SELECTION and TRAINING SESSION

An edge assignment compatible with a fixed vertex assignment will be referred to as a solution relative to that vertex assignment. A solution relative to the all-zero vertex assignment will be referred to as a fundamental solution; the all-zero edge assignment is a fundamental solution.

Fix a vertex assignment and fix a solution (if any). Componentwise subtraction modulo $n$ of the fixed solution from a solution provides a fundamental solution. Conversely, componentwise addition modulo $n$ of the fixed solution to a fundamental solution provides a solution. The two solution assignments are clearly inverse to one another, so the number of solutions is either zero or equal to the number of fundamental solutions. Consequently, it is sufficient to prove the conclusion for the number $N$ of fundamental solutions.

To this end, induct on the number of edges. The base case is clear: A graph with a single edge has a single fundamental solution, namely, the all zero edge assignment.

For the induction step, consider a graph $G$ with at least two edges. Fix an edge $e$ of $G$ and let $G^{\prime }=G-e$; clearly, $G^{\prime }$ has at least one edge. For each $k$ in the range $0$ through $n-1$, let $S_k$ be the set of fundamental solutions for $G$ assigning $k$ to $e$, and let $T_k$ be the set of solutions for $G^{\prime }$ relative to the vertex assignment sending both end points of $e$ to $n-k$ and all other vertices to zero.

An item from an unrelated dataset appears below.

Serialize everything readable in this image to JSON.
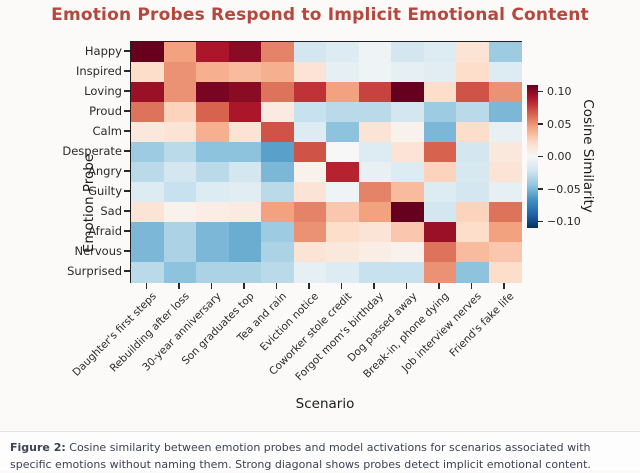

Changing only the $e$-component of a solution in $S_k$ to zero, and changing the vertex assignment only at the end points of $e$ by sending them both to $n-k$, enable removal of $e$ from $G$ to provide a bijection from $S_k$ to $T_k$. Since the size of each non-empty $T_k$ is equal to the number $N^{\prime }$ of fundamental solutions for $G^{\prime }$, so is the size of each non-empty $S_k$. Consequently, $N=m{N}^{\prime }$, where $m$ is the number of non-empty sets $S_k$; incidentally, $m\ge 1$, since $S_0$ is non-empty — it contains the all zero edge assignment. Finally, the prime divisors of $m$ do not exceed $n$, since $m\le n$; and the prime divisors of $N^{\prime }$ do not exceed $n$, by the induction hypothesis. Consequently, the prime divisors of $N=m{N}^{\prime }$ do not exceed $n$ either. This completes the induction step and concludes the proof.